Dear Jeanne and Leonard: When my brother “Bob” was in college, his girlfriend got pregnant, and their baby was put up for adoption. The child, “Christine,” was raised by a loving and wealthy family and became a successful businesswoman. Only in the past few years have she and my brother been in touch. In the meantime, Bob married another woman, with whom he’s had no children. Recently Bob prepared a will for our 90-year-old mother. It states that he and I are to inherit Mom’s home and that, in the event that we don’t outlive her, our children are to receive our shares (I have two daughters). This doesn’t seem right. Christine has already inherited gobs of money from her adoptive grandparents, and will inherit more from her parents. Meanwhile, my daughters and I have very little. If my brother wants to leave his own money to his daughter, that’s his business. But isn’t it wrong for Christine, who’s had almost no contact with my mother, to be a major beneficiary in Mom’s will?

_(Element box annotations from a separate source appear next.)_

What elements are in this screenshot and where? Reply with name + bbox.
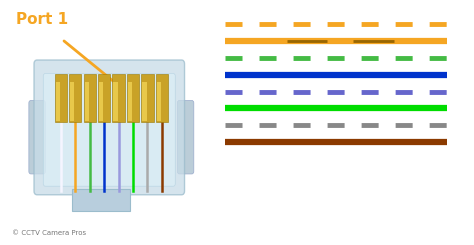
Bar <box>99 82 103 121</box>
Bar <box>69 74 82 122</box>
Bar <box>113 82 118 121</box>
Text: 2: 2 <box>455 36 462 46</box>
FancyBboxPatch shape <box>177 100 194 174</box>
Text: 7: 7 <box>210 120 217 130</box>
Bar <box>55 82 60 121</box>
Bar <box>98 74 110 122</box>
Text: 6: 6 <box>455 103 462 113</box>
Bar <box>157 82 161 121</box>
Bar <box>83 74 96 122</box>
Text: 4: 4 <box>210 70 217 80</box>
Text: 3: 3 <box>455 53 462 63</box>
Text: Port 1: Port 1 <box>17 12 69 27</box>
Text: 6: 6 <box>210 103 217 113</box>
Bar <box>155 74 168 122</box>
FancyBboxPatch shape <box>34 60 184 195</box>
Bar <box>70 82 74 121</box>
Bar <box>112 74 125 122</box>
Text: 8: 8 <box>210 137 217 147</box>
Text: 1: 1 <box>455 20 462 29</box>
Text: © CCTV Camera Pros: © CCTV Camera Pros <box>12 230 86 236</box>
Bar <box>127 74 139 122</box>
Text: 2: 2 <box>210 36 217 46</box>
Bar <box>128 82 132 121</box>
Text: 5: 5 <box>455 87 462 97</box>
Text: 7: 7 <box>455 120 462 130</box>
Text: 3: 3 <box>210 53 217 63</box>
Bar <box>141 74 154 122</box>
FancyBboxPatch shape <box>43 74 175 186</box>
Text: 4: 4 <box>455 70 462 80</box>
Bar <box>72 189 130 211</box>
Text: 5: 5 <box>210 87 217 97</box>
Bar <box>55 74 67 122</box>
Text: 8: 8 <box>455 137 462 147</box>
Text: 1: 1 <box>210 20 217 29</box>
Bar <box>84 82 89 121</box>
FancyBboxPatch shape <box>29 100 46 174</box>
Text: Straight-through wired cables: Straight-through wired cables <box>247 199 433 212</box>
Bar <box>142 82 146 121</box>
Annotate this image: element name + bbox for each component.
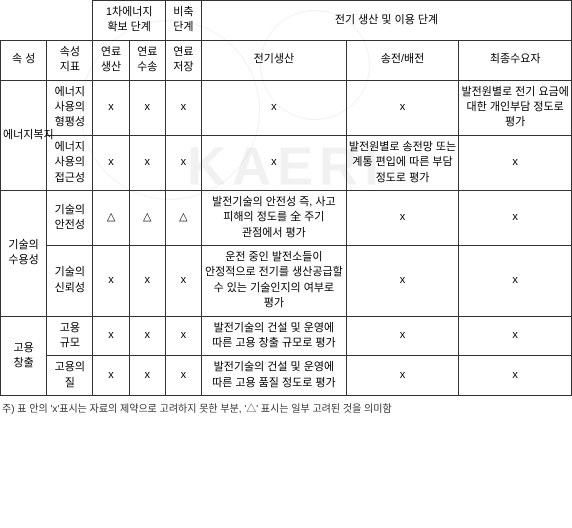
- cell: x: [346, 316, 459, 356]
- col-c6: 최종수요자: [459, 40, 572, 80]
- cell: x: [346, 246, 459, 317]
- cell: x: [346, 190, 459, 245]
- cell: x: [165, 80, 201, 135]
- cell: x: [202, 135, 347, 190]
- cell: x: [165, 356, 201, 396]
- cell: x: [165, 135, 201, 190]
- table-row: 에너지 사용의 접근성 x x x x 발전원별로 송전망 또는 계통 편입에 …: [1, 135, 572, 190]
- cell: x: [459, 356, 572, 396]
- cell: x: [459, 316, 572, 356]
- row-label: 고용의 질: [47, 356, 93, 396]
- table-row: 기술의 신뢰성 x x x 운전 중인 발전소들이 안정적으로 전기를 생산공급…: [1, 246, 572, 317]
- col-c4: 전기생산: [202, 40, 347, 80]
- cell: 발전기술의 건설 및 운영에 따른 고용 창출 규모로 평가: [202, 316, 347, 356]
- cell: x: [165, 246, 201, 317]
- col-group-1: 1차에너지 확보 단계: [93, 1, 165, 41]
- cell: 운전 중인 발전소들이 안정적으로 전기를 생산공급할 수 있는 기술인지의 여…: [202, 246, 347, 317]
- table-row: 고용의 질 x x x 발전기술의 건설 및 운영에 따른 고용 품질 정도로 …: [1, 356, 572, 396]
- cell: 발전기술의 안전성 즉, 사고 피해의 정도를 全 주기 관점에서 평가: [202, 190, 347, 245]
- data-table: 1차에너지 확보 단계 비축 단계 전기 생산 및 이용 단계 속 성 속성 지…: [0, 0, 572, 396]
- cell: x: [93, 135, 129, 190]
- table-row: 에너지복지 에너지 사용의 형평성 x x x x x 발전원별로 전기 요금에…: [1, 80, 572, 135]
- cell: x: [202, 80, 347, 135]
- row-group-label: 기술의 수용성: [1, 190, 47, 316]
- col-c3: 연료 저장: [165, 40, 201, 80]
- cell: x: [93, 246, 129, 317]
- row-label: 기술의 안전성: [47, 190, 93, 245]
- cell: 발전기술의 건설 및 운영에 따른 고용 품질 정도로 평가: [202, 356, 347, 396]
- col-group-2: 비축 단계: [165, 1, 201, 41]
- col-c5: 송전/배전: [346, 40, 459, 80]
- cell: x: [93, 80, 129, 135]
- row-group-label: 에너지복지: [1, 80, 47, 190]
- row-label: 고용 규모: [47, 316, 93, 356]
- table-row: 고용 창출 고용 규모 x x x 발전기술의 건설 및 운영에 따른 고용 창…: [1, 316, 572, 356]
- row-label: 에너지 사용의 접근성: [47, 135, 93, 190]
- cell: x: [129, 135, 165, 190]
- cell: x: [459, 135, 572, 190]
- cell: 발전원별로 전기 요금에 대한 개인부담 정도로 평가: [459, 80, 572, 135]
- cell: x: [129, 316, 165, 356]
- col-c2: 연료 수송: [129, 40, 165, 80]
- cell: x: [129, 246, 165, 317]
- cell: x: [346, 80, 459, 135]
- cell: x: [459, 190, 572, 245]
- cell: △: [165, 190, 201, 245]
- col-c1: 연료 생산: [93, 40, 129, 80]
- col-attr: 속 성: [1, 40, 47, 80]
- row-label: 기술의 신뢰성: [47, 246, 93, 317]
- cell: x: [93, 316, 129, 356]
- footnote-text: 주) 표 안의 'x'표시는 자료의 제약으로 고려하지 못한 부분, '△' …: [0, 396, 572, 419]
- cell: x: [93, 356, 129, 396]
- cell: x: [346, 356, 459, 396]
- cell: △: [93, 190, 129, 245]
- col-attr-index: 속성 지표: [47, 40, 93, 80]
- cell: △: [129, 190, 165, 245]
- row-label: 에너지 사용의 형평성: [47, 80, 93, 135]
- cell: x: [129, 80, 165, 135]
- row-group-label: 고용 창출: [1, 316, 47, 396]
- col-group-3: 전기 생산 및 이용 단계: [202, 1, 572, 41]
- cell: x: [129, 356, 165, 396]
- cell: 발전원별로 송전망 또는 계통 편입에 따른 부담 정도로 평가: [346, 135, 459, 190]
- cell: x: [165, 316, 201, 356]
- table-row: 기술의 수용성 기술의 안전성 △ △ △ 발전기술의 안전성 즉, 사고 피해…: [1, 190, 572, 245]
- cell: x: [459, 246, 572, 317]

– Rachel, Northern California
Dear Rachel: It’s certainly wrong if your mother doesn’t want Christine to be a beneficiary. So the question is: Does your elderly mother fully understand the terms of her will? If not, or if your brother pressured her to include Christine, then you have every reason to object to the bequest.
However, even if the will accurately represents your mother’s wishes, we encourage you to explain to her why you feel she should not be leaving a 50 percent stake in her home to Christine. You make a good case for why the scale of the bequest is inappropriate, and we hope your mother listens.
Dear Jeanne and Leonard: A wealthy friend of mine supports his son “Alex” and Alex’s family of four. Alex is a would-be screenwriter who for years has been claiming that this studio or that studio is about to pay him a fortune for one of his scripts. Meanwhile, our friend makes Alex’s mortgage and car payments (a BMW, of course), sends his children to private schools and “lends” Alex the money he needs to live like a king. Recently, I overheard Alex tell his father that he needed money to pay the satellite radio bill for his car, and I joked to my friend, “Is there anything that kid can live without?” Instead of laughing, my friend became furious. So I apologized just to calm him down.
But I’m wondering: Is there anything really wrong with pointing out to a friend that his son is taking advantage of him financially?
– C.C., Los Angeles
Dear C.C.: You’re right – there’s nothing wrong with explaining to a good friend why you fear a relative is taking advantage of him. But that’s not what you did. What you did was take a shot at your friend’s son.
That your observation was spot-on doesn’t get you off the hook. Instead of expressing concern or offering your friend counsel, you simply snickered at his son’s lack of character. And in doing so, you snickered at your friend as well, for bankrolling the guy. So you were right to apologize. Too bad you weren’t sincere.
Dear Jeanne and Leonard: Our son-in-law is a complete loser, and I want to give our daughter some money to keep in her name only – money to be kept hidden from him. My husband says I’m only looking for trouble. What do you say?
– Olivia in Oregon
Dear Olivia: We’d say your husband is an optimist. You’re not just looking for trouble; by encouraging your daughter to hide money from her husband, you’re creating it.
If you believe financial problems are in your daughter’s future, by all means be prepared to cover her back. But don’t insist that she conceal from her spouse a big check from you. You’ll only be putting her in a position where she has to decide between betraying her husband’s trust or yours.